Purtscher-like retinopathy (PLR) is a rare retinal microvasculopathy that is induced by non-traumatic systemic illnesses. We describe the case of a woman in her 70s who was diagnosed with PLR, ultimately linked to an appendiceal neuroendocrine neoplasm (ANEN) complicated by a periappendiceal abscess. The patient presented with sudden, unilateral, painless visual impairment.

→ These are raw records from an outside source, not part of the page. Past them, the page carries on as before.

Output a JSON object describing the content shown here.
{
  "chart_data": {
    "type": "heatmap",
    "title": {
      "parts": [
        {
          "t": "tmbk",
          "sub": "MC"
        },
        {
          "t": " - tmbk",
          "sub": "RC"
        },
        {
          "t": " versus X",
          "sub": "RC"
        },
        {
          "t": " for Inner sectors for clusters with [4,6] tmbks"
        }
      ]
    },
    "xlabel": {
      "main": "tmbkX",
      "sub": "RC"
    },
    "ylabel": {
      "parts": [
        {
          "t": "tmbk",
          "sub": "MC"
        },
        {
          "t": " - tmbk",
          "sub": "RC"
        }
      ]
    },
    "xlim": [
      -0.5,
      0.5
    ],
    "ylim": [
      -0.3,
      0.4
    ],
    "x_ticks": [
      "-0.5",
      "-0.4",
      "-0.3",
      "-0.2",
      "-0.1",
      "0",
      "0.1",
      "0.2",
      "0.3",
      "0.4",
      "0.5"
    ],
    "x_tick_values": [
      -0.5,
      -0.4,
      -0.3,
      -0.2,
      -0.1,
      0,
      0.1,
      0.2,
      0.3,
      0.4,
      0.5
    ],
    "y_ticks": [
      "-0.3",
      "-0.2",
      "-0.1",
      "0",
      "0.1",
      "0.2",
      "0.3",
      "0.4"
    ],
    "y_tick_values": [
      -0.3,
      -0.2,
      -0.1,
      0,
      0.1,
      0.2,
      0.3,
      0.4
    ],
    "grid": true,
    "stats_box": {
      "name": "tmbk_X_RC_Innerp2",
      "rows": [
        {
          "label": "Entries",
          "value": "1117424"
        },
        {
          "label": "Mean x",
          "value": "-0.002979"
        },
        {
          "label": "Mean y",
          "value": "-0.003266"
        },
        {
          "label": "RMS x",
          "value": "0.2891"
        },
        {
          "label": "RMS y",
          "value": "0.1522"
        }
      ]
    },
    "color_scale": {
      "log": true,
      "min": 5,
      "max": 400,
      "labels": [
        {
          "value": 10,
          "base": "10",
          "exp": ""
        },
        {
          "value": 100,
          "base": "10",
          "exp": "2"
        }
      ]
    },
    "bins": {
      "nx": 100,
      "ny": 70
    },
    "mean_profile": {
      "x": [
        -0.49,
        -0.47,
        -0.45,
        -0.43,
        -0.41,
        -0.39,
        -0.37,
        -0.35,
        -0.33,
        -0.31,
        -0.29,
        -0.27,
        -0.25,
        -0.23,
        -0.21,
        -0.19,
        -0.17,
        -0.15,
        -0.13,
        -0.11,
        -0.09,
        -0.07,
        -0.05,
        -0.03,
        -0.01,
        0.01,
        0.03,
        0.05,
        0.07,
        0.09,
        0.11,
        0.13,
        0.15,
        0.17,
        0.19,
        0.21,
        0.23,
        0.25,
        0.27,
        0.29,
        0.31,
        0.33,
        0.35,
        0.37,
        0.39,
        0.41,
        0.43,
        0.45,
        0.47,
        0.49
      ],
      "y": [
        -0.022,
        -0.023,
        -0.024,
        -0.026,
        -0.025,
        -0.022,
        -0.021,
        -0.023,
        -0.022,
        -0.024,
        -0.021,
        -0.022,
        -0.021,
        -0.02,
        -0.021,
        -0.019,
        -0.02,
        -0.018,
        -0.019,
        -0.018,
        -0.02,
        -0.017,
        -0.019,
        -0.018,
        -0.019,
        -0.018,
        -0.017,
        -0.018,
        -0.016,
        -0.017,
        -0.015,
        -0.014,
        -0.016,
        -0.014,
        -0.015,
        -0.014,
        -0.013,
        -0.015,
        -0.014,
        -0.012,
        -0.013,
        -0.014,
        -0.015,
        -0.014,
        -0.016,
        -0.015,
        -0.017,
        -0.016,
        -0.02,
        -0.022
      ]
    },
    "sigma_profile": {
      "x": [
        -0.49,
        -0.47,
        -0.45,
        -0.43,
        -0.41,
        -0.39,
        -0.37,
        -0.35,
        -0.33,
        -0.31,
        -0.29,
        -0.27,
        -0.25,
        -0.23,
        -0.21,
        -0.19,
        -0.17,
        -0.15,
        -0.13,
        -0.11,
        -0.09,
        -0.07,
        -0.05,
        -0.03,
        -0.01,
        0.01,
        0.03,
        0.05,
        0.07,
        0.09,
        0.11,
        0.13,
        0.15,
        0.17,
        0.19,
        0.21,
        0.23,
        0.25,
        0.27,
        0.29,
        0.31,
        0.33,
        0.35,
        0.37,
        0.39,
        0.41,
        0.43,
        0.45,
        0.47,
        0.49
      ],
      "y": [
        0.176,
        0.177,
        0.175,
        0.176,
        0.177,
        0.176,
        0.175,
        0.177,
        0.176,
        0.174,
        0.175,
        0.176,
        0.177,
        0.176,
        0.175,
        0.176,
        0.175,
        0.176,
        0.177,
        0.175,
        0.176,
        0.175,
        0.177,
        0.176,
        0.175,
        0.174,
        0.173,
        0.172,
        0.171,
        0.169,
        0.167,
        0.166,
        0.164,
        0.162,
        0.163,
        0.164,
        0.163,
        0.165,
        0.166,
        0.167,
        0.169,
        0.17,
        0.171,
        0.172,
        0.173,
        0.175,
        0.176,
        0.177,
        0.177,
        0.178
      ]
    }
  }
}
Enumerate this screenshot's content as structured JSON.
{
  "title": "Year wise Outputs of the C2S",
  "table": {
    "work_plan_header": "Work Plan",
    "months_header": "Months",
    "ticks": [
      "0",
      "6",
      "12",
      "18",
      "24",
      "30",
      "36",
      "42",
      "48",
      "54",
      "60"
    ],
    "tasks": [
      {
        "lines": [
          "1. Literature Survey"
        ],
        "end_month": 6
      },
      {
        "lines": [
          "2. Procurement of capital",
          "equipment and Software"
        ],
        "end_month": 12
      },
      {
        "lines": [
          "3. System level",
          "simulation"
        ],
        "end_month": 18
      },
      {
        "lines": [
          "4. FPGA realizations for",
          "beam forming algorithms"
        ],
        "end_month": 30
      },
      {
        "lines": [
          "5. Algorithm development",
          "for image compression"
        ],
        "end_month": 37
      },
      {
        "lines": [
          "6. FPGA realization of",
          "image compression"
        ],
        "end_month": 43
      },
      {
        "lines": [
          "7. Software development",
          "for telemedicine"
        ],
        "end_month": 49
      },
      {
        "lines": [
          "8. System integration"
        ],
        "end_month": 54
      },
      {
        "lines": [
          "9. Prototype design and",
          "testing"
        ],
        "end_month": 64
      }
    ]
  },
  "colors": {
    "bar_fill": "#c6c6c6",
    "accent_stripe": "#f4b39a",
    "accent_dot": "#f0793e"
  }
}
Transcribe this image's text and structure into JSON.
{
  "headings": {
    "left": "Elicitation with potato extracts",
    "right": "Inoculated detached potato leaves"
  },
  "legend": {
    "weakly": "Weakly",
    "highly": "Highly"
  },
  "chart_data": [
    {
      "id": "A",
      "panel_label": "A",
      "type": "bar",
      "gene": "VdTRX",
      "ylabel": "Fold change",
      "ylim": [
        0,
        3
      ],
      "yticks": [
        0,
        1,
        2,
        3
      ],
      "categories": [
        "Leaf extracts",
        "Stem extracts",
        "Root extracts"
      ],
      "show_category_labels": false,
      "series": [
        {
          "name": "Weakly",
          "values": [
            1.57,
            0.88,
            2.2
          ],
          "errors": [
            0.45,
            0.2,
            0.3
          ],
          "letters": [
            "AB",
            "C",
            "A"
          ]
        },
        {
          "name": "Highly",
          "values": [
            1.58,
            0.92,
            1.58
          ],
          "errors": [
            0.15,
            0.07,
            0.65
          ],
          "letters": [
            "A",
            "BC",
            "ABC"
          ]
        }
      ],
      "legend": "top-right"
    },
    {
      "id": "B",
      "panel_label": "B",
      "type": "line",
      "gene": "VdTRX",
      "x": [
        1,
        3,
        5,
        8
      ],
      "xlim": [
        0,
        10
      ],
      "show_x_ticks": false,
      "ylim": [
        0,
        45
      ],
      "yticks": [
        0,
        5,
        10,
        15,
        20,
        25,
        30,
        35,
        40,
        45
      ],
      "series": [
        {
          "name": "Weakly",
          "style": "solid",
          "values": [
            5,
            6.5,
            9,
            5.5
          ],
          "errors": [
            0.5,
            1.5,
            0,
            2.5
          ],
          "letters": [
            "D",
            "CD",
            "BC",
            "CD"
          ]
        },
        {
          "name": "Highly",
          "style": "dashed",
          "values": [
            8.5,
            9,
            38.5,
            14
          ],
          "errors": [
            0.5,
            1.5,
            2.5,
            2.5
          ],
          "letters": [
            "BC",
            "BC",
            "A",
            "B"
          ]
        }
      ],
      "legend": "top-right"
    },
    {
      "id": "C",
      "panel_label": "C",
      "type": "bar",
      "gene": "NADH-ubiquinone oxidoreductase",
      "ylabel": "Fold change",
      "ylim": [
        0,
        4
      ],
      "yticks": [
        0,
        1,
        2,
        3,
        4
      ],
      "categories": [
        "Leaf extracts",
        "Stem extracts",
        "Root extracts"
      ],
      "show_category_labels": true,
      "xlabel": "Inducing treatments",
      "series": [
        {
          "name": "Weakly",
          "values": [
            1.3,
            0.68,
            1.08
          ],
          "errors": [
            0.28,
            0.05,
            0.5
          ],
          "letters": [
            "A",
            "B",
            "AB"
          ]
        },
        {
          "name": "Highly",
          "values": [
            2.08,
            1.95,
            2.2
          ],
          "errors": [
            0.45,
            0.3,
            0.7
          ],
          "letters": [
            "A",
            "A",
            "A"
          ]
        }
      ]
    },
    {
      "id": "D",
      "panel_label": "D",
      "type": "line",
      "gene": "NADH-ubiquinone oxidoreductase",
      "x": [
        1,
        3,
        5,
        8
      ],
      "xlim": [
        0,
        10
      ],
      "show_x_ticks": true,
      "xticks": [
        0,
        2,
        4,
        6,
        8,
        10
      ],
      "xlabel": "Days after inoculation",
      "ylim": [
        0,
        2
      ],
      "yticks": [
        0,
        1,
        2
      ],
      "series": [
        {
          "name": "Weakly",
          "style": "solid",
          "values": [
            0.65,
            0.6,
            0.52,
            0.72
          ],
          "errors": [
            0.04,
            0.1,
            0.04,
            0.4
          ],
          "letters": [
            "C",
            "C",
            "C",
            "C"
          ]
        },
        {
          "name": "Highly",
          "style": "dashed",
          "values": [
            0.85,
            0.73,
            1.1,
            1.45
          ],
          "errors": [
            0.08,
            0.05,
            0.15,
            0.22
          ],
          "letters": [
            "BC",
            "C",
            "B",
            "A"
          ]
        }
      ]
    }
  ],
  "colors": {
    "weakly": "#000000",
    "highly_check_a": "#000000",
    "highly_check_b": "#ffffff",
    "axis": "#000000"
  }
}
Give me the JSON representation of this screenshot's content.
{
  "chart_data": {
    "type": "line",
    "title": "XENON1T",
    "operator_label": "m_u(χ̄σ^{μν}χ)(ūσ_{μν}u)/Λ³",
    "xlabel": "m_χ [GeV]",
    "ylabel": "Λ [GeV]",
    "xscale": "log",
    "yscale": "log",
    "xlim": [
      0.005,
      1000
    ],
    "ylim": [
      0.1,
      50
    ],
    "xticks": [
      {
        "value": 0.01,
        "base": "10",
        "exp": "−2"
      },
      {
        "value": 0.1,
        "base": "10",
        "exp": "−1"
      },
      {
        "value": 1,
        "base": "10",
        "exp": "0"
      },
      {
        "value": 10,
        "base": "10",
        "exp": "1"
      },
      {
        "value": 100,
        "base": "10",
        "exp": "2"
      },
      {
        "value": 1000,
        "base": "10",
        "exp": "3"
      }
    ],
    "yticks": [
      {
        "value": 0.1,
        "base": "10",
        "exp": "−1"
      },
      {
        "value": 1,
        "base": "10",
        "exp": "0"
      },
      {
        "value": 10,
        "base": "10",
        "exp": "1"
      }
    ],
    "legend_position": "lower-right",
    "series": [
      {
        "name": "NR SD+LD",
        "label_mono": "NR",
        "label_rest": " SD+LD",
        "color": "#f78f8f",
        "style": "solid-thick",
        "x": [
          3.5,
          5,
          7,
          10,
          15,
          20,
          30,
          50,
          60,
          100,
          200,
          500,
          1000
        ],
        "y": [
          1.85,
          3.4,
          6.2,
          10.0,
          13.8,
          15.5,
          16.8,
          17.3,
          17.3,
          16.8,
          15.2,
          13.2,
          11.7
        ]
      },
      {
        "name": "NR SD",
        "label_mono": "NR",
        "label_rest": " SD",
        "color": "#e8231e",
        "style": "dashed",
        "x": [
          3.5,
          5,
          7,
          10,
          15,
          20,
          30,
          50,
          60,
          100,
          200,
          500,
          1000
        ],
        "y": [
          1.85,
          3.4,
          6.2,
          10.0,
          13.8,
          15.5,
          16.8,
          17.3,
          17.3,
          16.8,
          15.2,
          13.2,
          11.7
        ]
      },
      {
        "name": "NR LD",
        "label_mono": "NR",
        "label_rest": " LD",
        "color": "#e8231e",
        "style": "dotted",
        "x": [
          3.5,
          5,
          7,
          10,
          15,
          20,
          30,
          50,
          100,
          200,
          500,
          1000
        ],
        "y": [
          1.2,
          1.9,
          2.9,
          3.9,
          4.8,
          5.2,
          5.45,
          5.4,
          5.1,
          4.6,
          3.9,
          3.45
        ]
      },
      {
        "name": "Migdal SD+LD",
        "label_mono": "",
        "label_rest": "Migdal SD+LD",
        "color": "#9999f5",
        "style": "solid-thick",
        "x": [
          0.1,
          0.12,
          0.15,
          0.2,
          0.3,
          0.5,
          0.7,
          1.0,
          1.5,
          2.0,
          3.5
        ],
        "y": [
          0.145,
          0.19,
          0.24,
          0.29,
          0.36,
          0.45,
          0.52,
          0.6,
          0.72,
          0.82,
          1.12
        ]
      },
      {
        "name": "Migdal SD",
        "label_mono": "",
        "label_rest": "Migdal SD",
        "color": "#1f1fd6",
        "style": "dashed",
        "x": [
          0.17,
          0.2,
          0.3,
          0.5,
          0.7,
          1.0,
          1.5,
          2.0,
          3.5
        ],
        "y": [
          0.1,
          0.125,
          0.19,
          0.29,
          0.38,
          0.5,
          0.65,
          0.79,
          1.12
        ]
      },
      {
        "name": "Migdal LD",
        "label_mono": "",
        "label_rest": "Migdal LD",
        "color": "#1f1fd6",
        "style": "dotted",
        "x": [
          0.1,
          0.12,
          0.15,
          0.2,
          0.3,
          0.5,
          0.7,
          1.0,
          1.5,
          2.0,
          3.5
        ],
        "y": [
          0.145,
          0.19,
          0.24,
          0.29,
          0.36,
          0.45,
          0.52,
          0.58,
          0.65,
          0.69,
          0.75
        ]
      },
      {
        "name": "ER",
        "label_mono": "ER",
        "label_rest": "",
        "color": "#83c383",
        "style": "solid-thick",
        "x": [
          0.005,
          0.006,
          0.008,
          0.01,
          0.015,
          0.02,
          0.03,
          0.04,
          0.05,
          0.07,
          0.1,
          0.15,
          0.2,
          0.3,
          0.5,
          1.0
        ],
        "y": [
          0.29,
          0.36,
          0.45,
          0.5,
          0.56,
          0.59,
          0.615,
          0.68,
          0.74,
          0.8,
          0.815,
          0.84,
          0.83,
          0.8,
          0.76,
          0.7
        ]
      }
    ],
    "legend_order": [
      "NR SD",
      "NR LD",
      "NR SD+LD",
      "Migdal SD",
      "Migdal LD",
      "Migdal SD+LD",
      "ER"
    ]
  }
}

Initial examination revealed Purtscher flecken (PF) and cotton-wool spots (CWS) in the right eye, with corresponding hyperreflectivity and swelling of the inner retinal layers on optical coherence tomography (OCT). Systemic evaluation revealed elevated D-dimer levels: 547 ng/mL fibrinogen equivalent units (FEU) (normal <500 ng/mL FEU), and subsequent imaging identified a periappendiceal infiltrate. Laparoscopic appendectomy confirmed the presence of a well-differentiated grade 3 ANEN. Postoperative follow-up demonstrated regression of retinal findings and partial visual improvement (of BCVA from 1.4 logMAR to 0.5 logMAR in the affected eye). However, she presented a scotoma in the visual field of the right eye. The follow-up OCT showed localized inner retinal atrophy corresponding to prior ischemic changes. To our knowledge, this is the first reported case linking PLR to ANEN or appendicitis. This case highlights the importance of systemic evaluation in patients with PLR, particularly when typical aetiologies are excluded.